The insane month of April

Oh gosh, it happened again. I apologize for blog delay again, but this will be a pretty eventful one! I'm splitting it in two so that you don't die reading a gigantic blog post since lots of things have happened recently!

I'll start with this super cute youth group that visited a few weeks ago:

My friend Cleide, on the left, was hosting this group for a week in Panama City. They were interested in seeing a local Panamanian school, so we thought it would be a great opportunity to come visit St. Christopher's where I teach to interact and just hang out with my students. They are all in high school, and since I teach high school, they thought it would be a cool opportunity for them to meet, talk about their lives and their faith, and hopefully make some new friends and connections! It was really fun and my students were super excited to meet people their age but also to skip a day of normal class.

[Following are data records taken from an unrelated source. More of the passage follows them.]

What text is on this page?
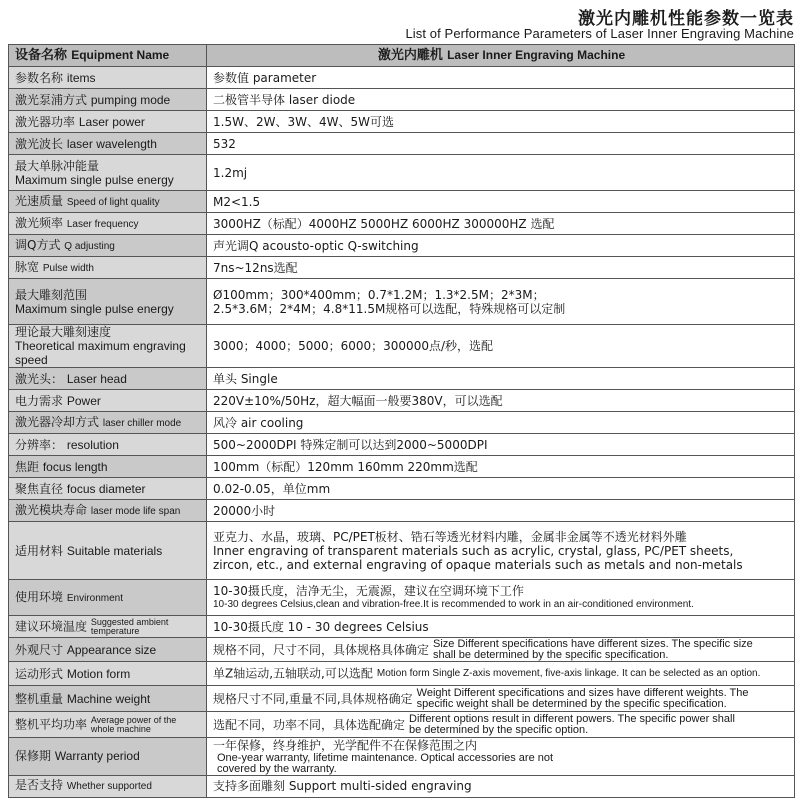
激光内雕机性能参数一览表
List of Performance Parameters of Laser Inner Engraving Machine
设备名称 Equipment Name	激光内雕机 Laser Inner Engraving Machine
参数名称 items	参数值 parameter

激光泵浦方式 pumping mode	二极管半导体 laser diode

激光器功率 Laser power	1.5W、2W、3W、4W、5W可选

激光波长 laser wavelength	532

最大单脉冲能量
Maximum single pulse energy	1.2mj

光速质量 Speed of light quality	M2<1.5

激光频率 Laser frequency	3000HZ（标配）4000HZ 5000HZ 6000HZ 300000HZ 选配

调Q方式 Q adjusting	声光调Q acousto-optic Q-switching

脉宽 Pulse width	7ns~12ns选配

最大雕刻范围
Maximum single pulse energy	Ø100mm；300*400mm；0.7*1.2M；1.3*2.5M；2*3M；
2.5*3.6M；2*4M；4.8*11.5M规格可以选配，特殊规格可以定制

理论最大雕刻速度
Theoretical maximum engraving speed	3000；4000；5000；6000；300000点/秒，选配

激光头： Laser head	单头 Single

电力需求 Power	220V±10%/50Hz，超大幅面一般要380V，可以选配

激光器冷却方式 laser chiller mode	风冷 air cooling

分辨率： resolution	500~2000DPI 特殊定制可以达到2000~5000DPI

焦距 focus length	100mm（标配）120mm 160mm 220mm选配

聚焦直径 focus diameter	0.02-0.05，单位mm

激光模块寿命 laser mode life span	20000小时

适用材料 Suitable materials	亚克力、水晶，玻璃、PC/PET板材、锆石等透光材料内雕，金属非金属等不透光材料外雕
Inner engraving of transparent materials such as acrylic, crystal, glass, PC/PET sheets,
zircon, etc., and external engraving of opaque materials such as metals and non-metals

使用环境 Environment	10-30摄氏度，洁净无尘，无震源，建议在空调环境下工作
10-30 degrees Celsius,clean and vibration-free.It is recommended to work in an air-conditioned environment.

建议环境温度 Suggested ambient temperature	10-30摄氏度 10 - 30 degrees Celsius

外观尺寸 Appearance size	规格不同，尺寸不同，具体规格具体确定 Size Different specifications have different sizes. The specific size shall be determined by the specific specification.
运动形式 Motion form	单Z轴运动,五轴联动,可以选配 Motion form Single Z-axis movement, five-axis linkage. It can be selected as an option.
整机重量 Machine weight	规格尺寸不同,重量不同,具体规格确定 Weight Different specifications and sizes have different weights. The specific weight shall be determined by the specific specification.
整机平均功率 Average power of the whole machine	选配不同，功率不同，具体选配确定 Different options result in different powers. The specific power shall be determined by the specific option.
保修期 Warranty period	一年保修，终身维护，光学配件不在保修范围之内One-year warranty, lifetime maintenance. Optical accessories are not covered by the warranty.
是否支持 Whether supported	支持多面雕刻 Support multi-sided engraving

Here are a few more pictures!

My 10th grade students

A group of 11th grade boys I taught last year

My 10th grade girls

Naturally they loved taking selfies together
The next weekend, I had the amazing opportunity to visit the community of Machuca in Penonomé, Panama. The community is a place where a program called PROMESA is present. PROMESA is a program in the Episcopal Church of Panama that works with themes of self-sustainable agriculture, gender, and many others that help and promote the growth of people living in certain communities. In Machuca, they are working on self-sustainable agriculture with several local farmers.

I traveled with a group of young adults from the Episcopal Church of Panama in order to learn more about what PROMESA is doing in the community of Machuca, and we also helped to bring donations of clothing and footwear. 

When we arrived, we were immediately split into two groups under two mentors and local farmers who showed us the kind of work they do in the community. My group was able to watch and learn about the work of a local woman who showed us what kind of work she does every single day. Here are some pictures. Also, I clearly cannot take credit for the pictures that say "PTY" in the corner. Two young adults that work for the Episocopal Church took these amazing photos, which is great considering I've given up on my photography:

Learning about how to harvest Yucca

All of the plants we learned about: bananas, onions, yucca, sugar cane, and tomatoes

Teaching how to uproot Yucca

A device to help get the juice out of sugar cane

In the front yard of one of the locals! So beautiful
While she taught us about her work, she also talked about daily life as well as daily struggles. She explained that community has several health problems and has a hard time getting regular health checkups. She also told us about the lack of water. In fact, during our visit there was no running water. Obviously the locals have experience with this, so there was no problem! We just had to get creative and even got some water from a river a few minutes away.

All this being said, this community is also very connected and supportive of one another. They are always willing to help when a helping hand is needed, and very generous and loving in general. The woman who we spent the afternoon explained several times that no matter what the circumstances are, the people are generally very happy and simple people. What really hit home for me was when she said, "I may have very little money, but I do have a lot of friends". 

In the afternoon as well as the next day, the Episcopal group also led a form of a bible study which reminded me a lot of Vacation Bible School. The local kids came for a couple of hours to learn, play games, and spend time together. I helped lead a little, but I mainly got to watch our friends lead this, which was really fun to see!

Discussing strategy for one of the games (I have an issue with getting sunburned no matter how much sunscreen I wear)

Showing off her artwork

Such a cutie! All ages were able to participate

Having some fun with games
The whole group!

We also got to learn how to make the bracelets that many of the women make by hand that they sell. So much harder than it looks!
What a fun group!
The team of young adults
This experience was honestly something I never expected to learn so much from. It is such a cool program that the Episcopal Church of Panama has.